I follow the exact same process to create the in-domain BPE model, to obtain the BPE-encoded files ready for fine-tuning training. The only difference is the source data, which this time contains just in-domain normalized data.
The generic dataset does not contain in-domain data at all, I don’t know if this approach is correct.

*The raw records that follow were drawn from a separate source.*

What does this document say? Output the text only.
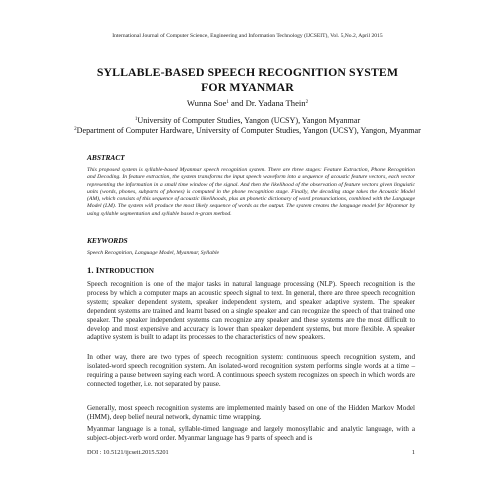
International Journal of Computer Science, Engineering and Information Technology (IJCSEIT), Vol. 5,No.2, April 2015
SYLLABLE-BASED SPEECH RECOGNITION SYSTEM
FOR MYANMAR
Wunna Soe$^1$ and Dr. Yadana Thein$^2$
$^1$University of Computer Studies, Yangon (UCSY), Yangon Myanmar
$^2$Department of Computer Hardware, University of Computer Studies, Yangon (UCSY), Yangon, Myanmar
ABSTRACT
This proposed system is syllable-based Myanmar speech recognition system. There are three stages: Feature Extraction, Phone Recognition and Decoding. In feature extraction, the system transforms the input speech waveform into a sequence of acoustic feature vectors, each vector representing the information in a small time window of the signal. And then the likelihood of the observation of feature vectors given linguistic units (words, phones, subparts of phones) is computed in the phone recognition stage. Finally, the decoding stage takes the Acoustic Model (AM), which consists of this sequence of acoustic likelihoods, plus an phonetic dictionary of word pronunciations, combined with the Language Model (LM). The system will produce the most likely sequence of words as the output. The system creates the language model for Myanmar by using syllable segmentation and syllable based n-gram method.
KEYWORDS
Speech Recognition, Language Model, Myanmar, Syllable
1. INTRODUCTION
Speech recognition is one of the major tasks in natural language processing (NLP). Speech recognition is the process by which a computer maps an acoustic speech signal to text. In general, there are three speech recognition system; speaker dependent system, speaker independent system, and speaker adaptive system. The speaker dependent systems are trained and learnt based on a single speaker and can recognize the speech of that trained one speaker. The speaker independent systems can recognize any speaker and these systems are the most difficult to develop and most expensive and accuracy is lower than speaker dependent systems, but more flexible. A speaker adaptive system is built to adapt its processes to the characteristics of new speakers.
In other way, there are two types of speech recognition system: continuous speech recognition system, and isolated-word speech recognition system. An isolated-word recognition system performs single words at a time – requiring a pause between saying each word. A continuous speech system recognizes on speech in which words are connected together, i.e. not separated by pause.
Generally, most speech recognition systems are implemented mainly based on one of the Hidden Markov Model (HMM), deep belief neural network, dynamic time wrapping.
Myanmar language is a tonal, syllable-timed language and largely monosyllabic and analytic language, with a subject-object-verb word order. Myanmar language has 9 parts of speech and is
DOI : 10.5121/ijcseit.2015.5201	1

The initial in-domain model is obtained by updating the vocabulary with replacement (not merge) like this:

onmt-update-vocab --model_dir run_generic_bpebig16_deen/ --output_dir run_indomain_bpebig16_deen/ --src_vocab generic_bpebig16_vocab_deen_de.txt --tgt_vocab generic_bpebig16_vocab_deen_en.txt --new_src_vocab indomain_bpebig16_vocab_deen_de.txt --new_tgt_vocab indomain_bpebig16_vocab_deen_en.txt --mode replace

And then using the in-domain data to follow the training. I am trying as much as I can to follow the canonical approach to domain adaptation.

I would suggest:

  1. Using the initial BPE models to encode the in-domain data
  2. Using the “merge” vocabulary replacement mode (don’t forget to update the configuration, the new vocabularies are generated in the output_dir)

Can you give it a try?

Hi Guillaume,

Indeed I’ll try both (In fact it’s WIP)
Would you say the dataset for the fine-tuning stage should contain just in-domain data, or Would you recommend having some amount of generic data too?